Relacionamento aberto: esse era um dos tópicos mais comentados do Twitter na manhã desta sexta-feira (24). O motivo foi o lançamento de uma música sobre a temática do cantor Bruno Gadiol.
Não demorou para que os usuários da rede social passaram a discutir sobre o assunto - teve quem defendesse e contasse suas próprias experiências com relações não monogâmicas, e quem discordasse e mostrasse receio com esse tipo de relacionamento.
Mas, afinal, como funcionam esses acordos amorosos na prática? Para falar sobre o assunto, conversamos com a psicóloga e terapeuta de casal Tatiana Perez que, além de pesquisar sobre o tema, ministra o perfil @paradoxopsi no Instagram, focado neste tipo de relacionamento. Ela adianta: não há regras preestabelecidas. Cada casal cria as suas, conforme suas convicções - e pensando em como dará certo para os envolvidos:
— Quando a gente fala em monogamia, falamos de exclusividade. Na relação não monogâmica, esse contrato de exclusividade vai ser negociado. E essa negociação vai depender muito de cada casal. As pessoas estão começando a entender que, por mais que escolham ficar em uma relação, seus desejos e vontades não se anulam. E não precisam se anular na prática, quando existe essa possibilidade de negociação na relação — explica ela.
Abaixo, ela explica em sete perguntas como funciona a dinâmica dos relacionamentos não monogâmicos:
Há mais gente aderindo à não monogamia?
A psicóloga percebeu, em seu consultório, um aumento de casais vivendo formas diferentes de se relacionar. Porém, Tatiana acha difícil sentenciar se há, de fato, um crescimento no número de adeptos ou se o momento atual é propício para que as pessoas falem sobre essas alternativas.
— Hoje temos um espaço maior para falar sobre isso, para as pessoas se sentirem livres para se identificar e falar sobre. Podem olhar para uma nova forma de se relacionar sem tantos preconceitos e paradigmas como se tinha no passado. Desde que, obviamente, com um processo de muito autoconhecimento e de muita desconstrução — pontua.
Quero testar, e agora?
Há três principais maneiras de iniciar uma relação não monogâmica, explica a psicóloga. Solteiros que encontram dificuldades de se manter em um relacionamento porque traem ou se sentem presos formam o primeiro grupo. Aos poucos, essas pessoas percebem que não conseguem manter um vínculo único com alguém, e entendem que essa forma de relacionamento, com exclusividade, não funciona no caso delas.
A partir daí, o solteiro passa a procurar parceiros que também se relacionam dessa forma. De acordo com Tatiana, essa maneira é mais comum entre os jovens.
Outro caso comum são os casais que enfrentam uma traição. No processo de perdão, quando analisam o que aconteceu, alguns acabam optando por abrir a relação.

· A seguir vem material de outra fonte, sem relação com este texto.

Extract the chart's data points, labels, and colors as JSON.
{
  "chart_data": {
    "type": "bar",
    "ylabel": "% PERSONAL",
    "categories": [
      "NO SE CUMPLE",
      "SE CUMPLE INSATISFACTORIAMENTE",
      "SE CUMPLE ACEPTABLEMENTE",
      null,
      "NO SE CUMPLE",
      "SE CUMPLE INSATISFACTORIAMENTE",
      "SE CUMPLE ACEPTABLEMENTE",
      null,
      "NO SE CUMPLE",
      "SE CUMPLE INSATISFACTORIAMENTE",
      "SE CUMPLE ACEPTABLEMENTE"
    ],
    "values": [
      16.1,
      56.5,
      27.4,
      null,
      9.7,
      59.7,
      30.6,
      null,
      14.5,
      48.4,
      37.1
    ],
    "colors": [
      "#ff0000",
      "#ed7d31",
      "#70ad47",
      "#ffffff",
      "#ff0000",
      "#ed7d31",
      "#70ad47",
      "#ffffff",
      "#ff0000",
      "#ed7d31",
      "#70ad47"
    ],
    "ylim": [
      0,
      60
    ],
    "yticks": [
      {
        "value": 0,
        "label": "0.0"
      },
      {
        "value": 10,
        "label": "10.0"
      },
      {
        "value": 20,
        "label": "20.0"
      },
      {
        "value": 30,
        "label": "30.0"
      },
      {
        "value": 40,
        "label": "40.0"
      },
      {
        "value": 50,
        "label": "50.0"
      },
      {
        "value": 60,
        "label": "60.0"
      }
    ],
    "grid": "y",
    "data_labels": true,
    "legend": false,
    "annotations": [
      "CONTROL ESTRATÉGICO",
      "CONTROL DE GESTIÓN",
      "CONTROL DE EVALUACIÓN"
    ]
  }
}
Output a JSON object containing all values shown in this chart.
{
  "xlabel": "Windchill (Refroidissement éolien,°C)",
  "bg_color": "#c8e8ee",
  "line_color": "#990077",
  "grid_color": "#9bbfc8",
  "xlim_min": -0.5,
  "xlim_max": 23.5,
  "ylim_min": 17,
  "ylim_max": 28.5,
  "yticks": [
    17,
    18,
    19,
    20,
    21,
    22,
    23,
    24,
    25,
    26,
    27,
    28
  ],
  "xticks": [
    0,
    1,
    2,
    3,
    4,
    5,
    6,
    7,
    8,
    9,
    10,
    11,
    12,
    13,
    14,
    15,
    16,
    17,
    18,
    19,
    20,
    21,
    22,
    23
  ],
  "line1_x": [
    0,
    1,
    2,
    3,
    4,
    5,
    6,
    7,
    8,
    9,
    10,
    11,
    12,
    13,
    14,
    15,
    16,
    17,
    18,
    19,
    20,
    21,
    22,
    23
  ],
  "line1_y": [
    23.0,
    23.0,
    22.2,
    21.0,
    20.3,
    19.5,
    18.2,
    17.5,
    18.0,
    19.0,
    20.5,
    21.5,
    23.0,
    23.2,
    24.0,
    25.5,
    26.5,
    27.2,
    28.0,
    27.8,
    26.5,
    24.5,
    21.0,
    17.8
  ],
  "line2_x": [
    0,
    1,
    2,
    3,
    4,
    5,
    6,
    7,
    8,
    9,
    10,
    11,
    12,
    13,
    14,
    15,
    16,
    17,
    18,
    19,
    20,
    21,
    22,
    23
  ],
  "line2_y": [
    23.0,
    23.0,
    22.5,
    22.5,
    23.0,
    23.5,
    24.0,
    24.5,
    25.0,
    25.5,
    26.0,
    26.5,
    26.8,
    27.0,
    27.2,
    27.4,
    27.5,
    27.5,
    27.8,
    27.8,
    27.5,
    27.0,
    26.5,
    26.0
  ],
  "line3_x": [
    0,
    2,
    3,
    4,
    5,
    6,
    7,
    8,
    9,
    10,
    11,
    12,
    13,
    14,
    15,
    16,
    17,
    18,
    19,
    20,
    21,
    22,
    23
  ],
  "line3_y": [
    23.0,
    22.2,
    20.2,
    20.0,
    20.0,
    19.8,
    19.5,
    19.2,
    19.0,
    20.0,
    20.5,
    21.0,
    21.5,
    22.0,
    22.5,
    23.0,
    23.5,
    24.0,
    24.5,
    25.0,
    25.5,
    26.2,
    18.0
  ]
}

— Muitas vezes, a traição faz com que o casal opte por mudar o seu contrato de uma forma que a outra pessoa, que foi traída em um primeiro momento, também possa viver outras experiências sem ter esse peso da traição — relata.
Os casais não têm o hábito de sentar e conversar sobre o que é traição. Mesmo os monogâmicos, às vezes acontece algo que um considera traição e o outro nem imaginou que seria considerado, porque não houve esse diálogo.
TATIANA PEREZ
psicóloga e terapeuta de casal
E a terceira maneira envolve casais que estão juntos há algum tempo e que querem ter relações sexuais diferenciadas ou desejam viver outras experiências, sexuais quanto afetivas. Há ainda os que percebem novas necessidades individuais, mas não querem terminar o relacionamento.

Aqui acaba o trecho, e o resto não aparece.